DÜNYANIN ÖZGÜRLEŞTİRİLMESİ VEYA“NEO-CON”LAR NEYİ MUHAFAZA EDİYOR DER SİNİZ ?
“Amerikan Ulusçuluğu”nun kökeninde/derinlerinde tüm liberal vurgu ve tonlarına rağmen, şimdi bile ırkçılık vardır. O gözümüzde çok büyüttüğümüz 1950’li – 1960’lı yıllarda “Amerikan Rüyası” olarak dünyaya ihraç edilen “uygarlık”, o tarihten yaklaşık yüzyıl önce şiddetli bir iç savaş yaşayarak geleceğini inşa etti. Amerikan tarihinde Kuzey-Güney savaşı olarak kayıtlara giren bu dönem Amerikan ırkçılığının zirveye çıktığı bir dönemdi. Beyaz Amerikan ırkçılığı 1960’lara kadar sert bir biçimde sürdü, bu tarihlerde siyah önderlerle bir miktar geriletilebildi. Bugün bile hala ABD’nin derin siyasal geleneğinde bu ırkçılık hakim ve bu nedenle siyah bir Amerikalı hala başkan olamıyor. Çünkü başkan olabilmesi için WASP (White, Anglo- Sakson, Protestan) olmanız gerekiyor. Görüleceği üzere bu formül içinde Amerikalı da olsa siyah ve katolikler yok. Öldürülen Kennedy buun e istisnası ve belki de bunun için öldürüldü. Aslında ister Cumhuriyetçi ister Demokrat olsun ABD derin devletini sevk ve idare edenlerin hepsi “ABD ırkçısıdır.

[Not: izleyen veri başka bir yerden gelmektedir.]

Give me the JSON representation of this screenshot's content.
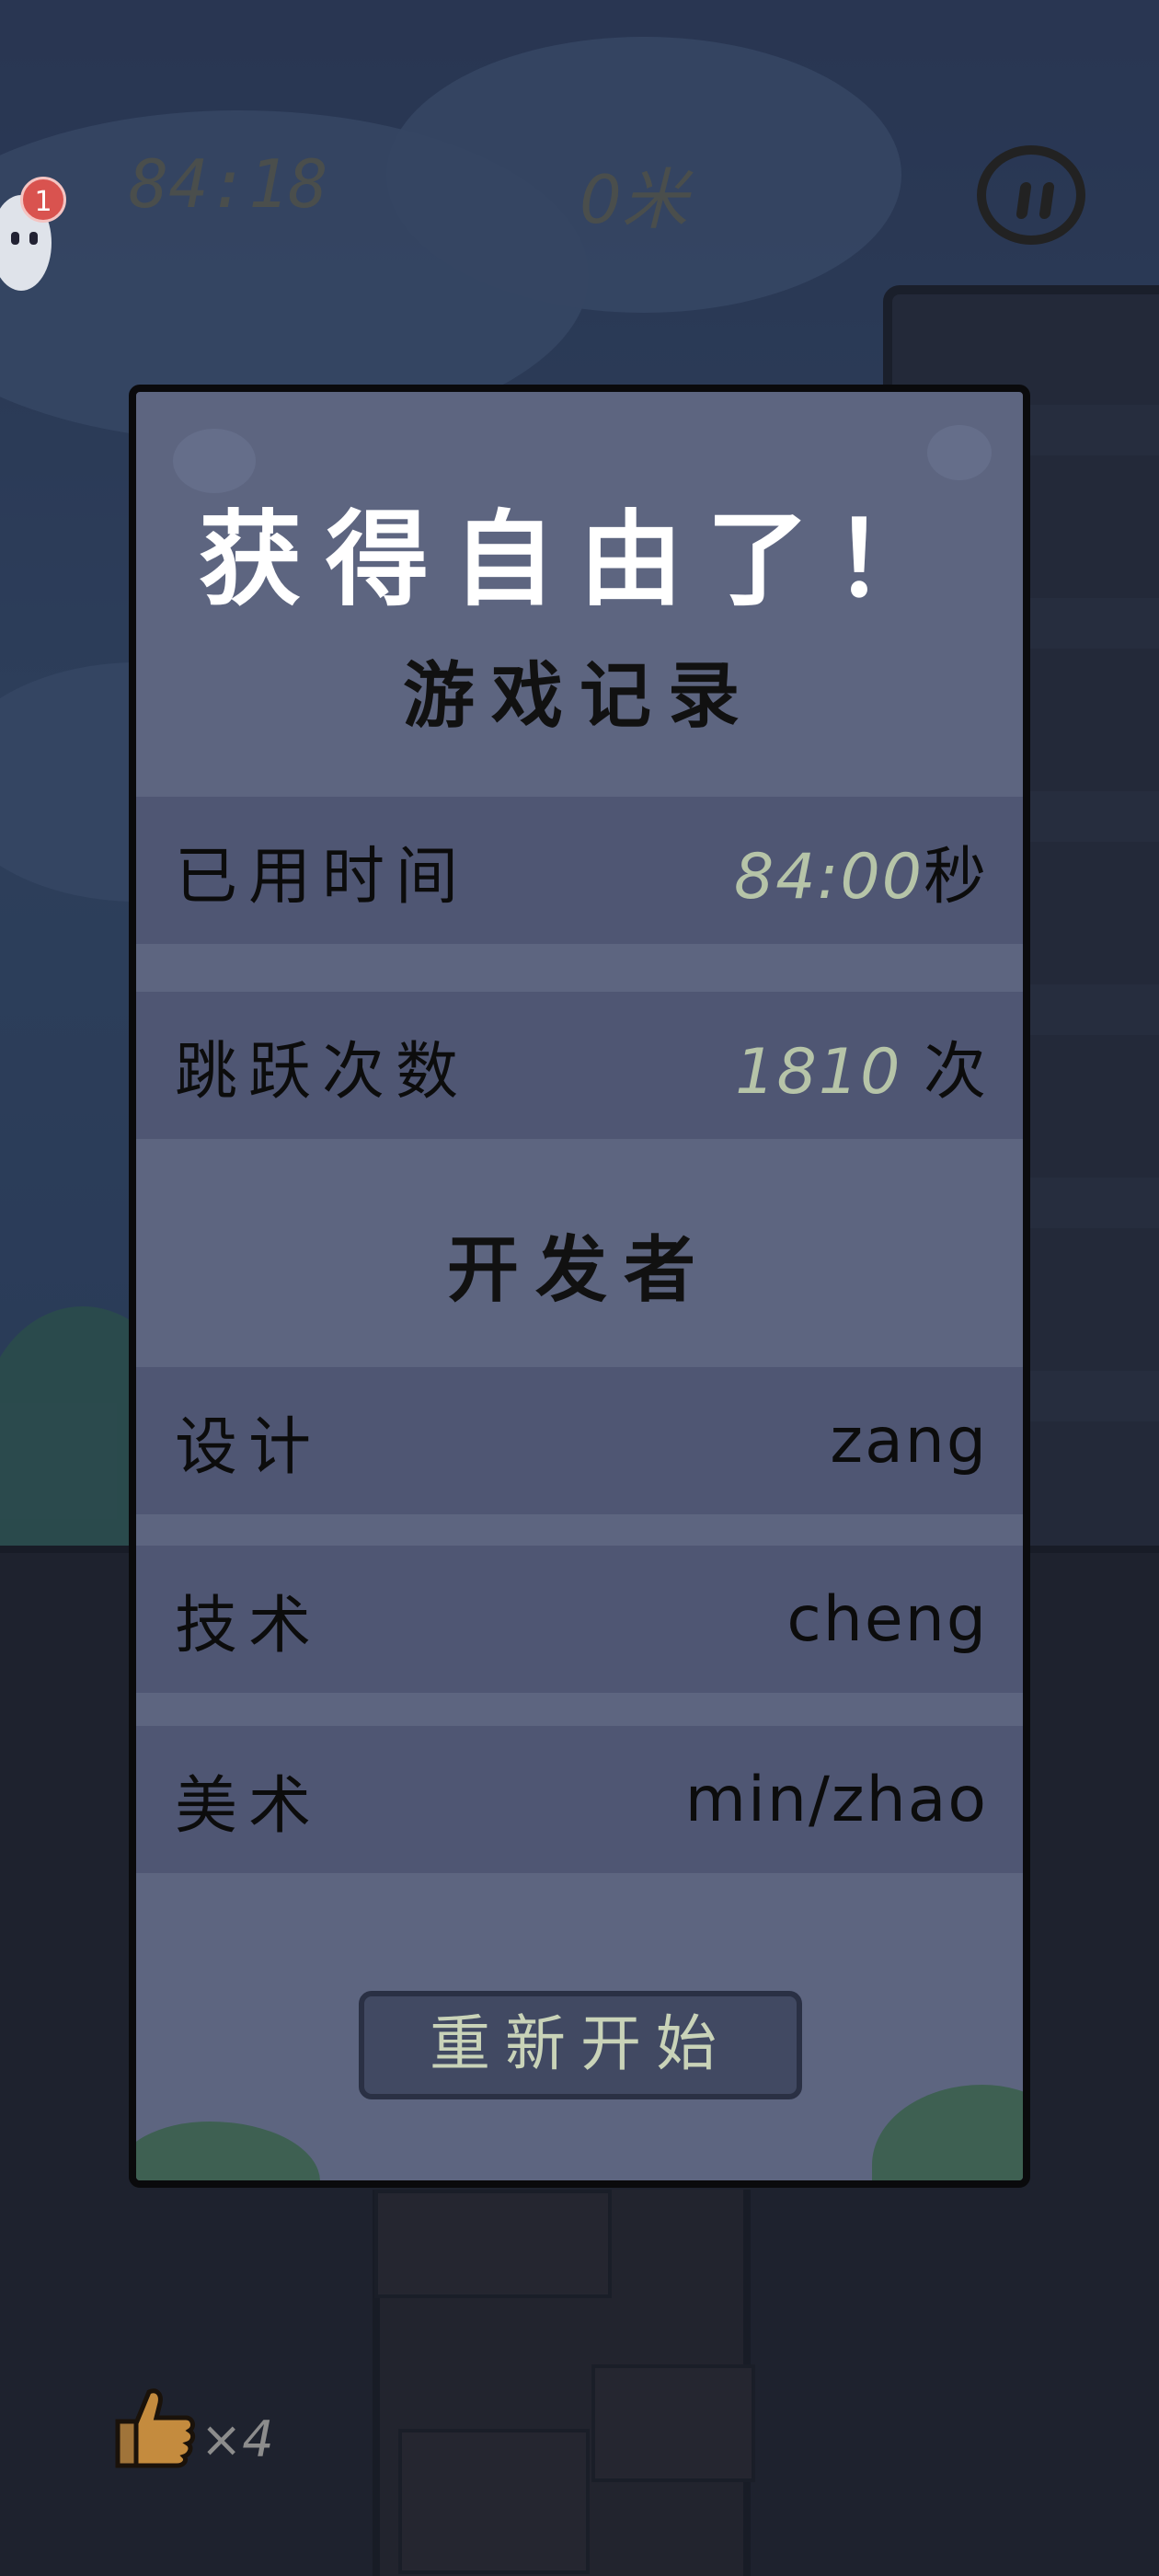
{
  "hud": {
    "timer": "84:18",
    "distance": "0米",
    "notification_count": "1",
    "item_count": "×4"
  },
  "dialog": {
    "title": "获得自由了！",
    "record_header": "游戏记录",
    "records": [
      {
        "label": "已用时间",
        "value": "84:00",
        "unit": "秒"
      },
      {
        "label": "跳跃次数",
        "value": "1810",
        "unit": "次"
      }
    ],
    "developers_header": "开发者",
    "developers": [
      {
        "role": "设计",
        "name": "zang"
      },
      {
        "role": "技术",
        "name": "cheng"
      },
      {
        "role": "美术",
        "name": "min/zhao"
      }
    ],
    "restart_label": "重新开始"
  },
  "colors": {
    "panel": "#5d6580",
    "row": "#4f5673",
    "highlight_number": "#b6c4a8",
    "button": "#414962"
  }
}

Bu kadar lafı şunun için söyledik: ABD bugün hala, dünya’ya ihraç ve empoze ettiği liberalizmin gereğini yerine getirmiyor. Sadece ustalıkla bir biçimde “getiriyormuş gibi” yapıyor. İleride tam anlamıyla getirir mi? Bilemiyoruz. Örneğin önümüzdeki seçimde siyah bir ABD başkanı ile karşılaşır mıyız? Bilemiyoruz ?... Bununla birlikte önümüzdeki seçimde olmasa bile, daha ileriki zamanlarda, belki siyah bir Amerikalı’nın başkan olduğunu görebiliriz. O durumda dahi şundan emin olmamız gerekiyor: Bu değişiklik mutlaka ABD’nin derinliğini oluşturan güç açısından elverişli olduğu için böyle yapılmıştır.
Yazının başındaki konuya dönersek; Neo-Con, ABD menşeli beyaz adam ırkçılığının etkin bir kesimi ve şimdilerde dünyayı biçimlendirmeye; dünyayı özgürleştirmeye çalışıyorlar.
Bu ekip, soğuk savaşın ardından ABD Irkçılığının küresel hedefleri için operasyon kurgulayıp yürütüyor. Bunu da “Liberalizm” ambalajı ile sunuyor ve bu ürün bizim tarafımızdan özgürlük olarak algılanıyor. İşin en trajikomik (ibretamiz) yanı ise dün Amerikalıları Boğazın soğuk sularına gömmekle iftihar eden Komünistlerimizin büyükçe bir bölümünün, şimdilerde bölücüler ve “İslamcılarla” birlikte Türkiye’yi ABD’nin istediği istikamette dönüştürerek özgürleştirmek için çaba sarf etmeleri. Hem zaten Irak da çoktan özgürleşmiş(!) olarak bunlar için önemli bir laboratuar görevi görüyor.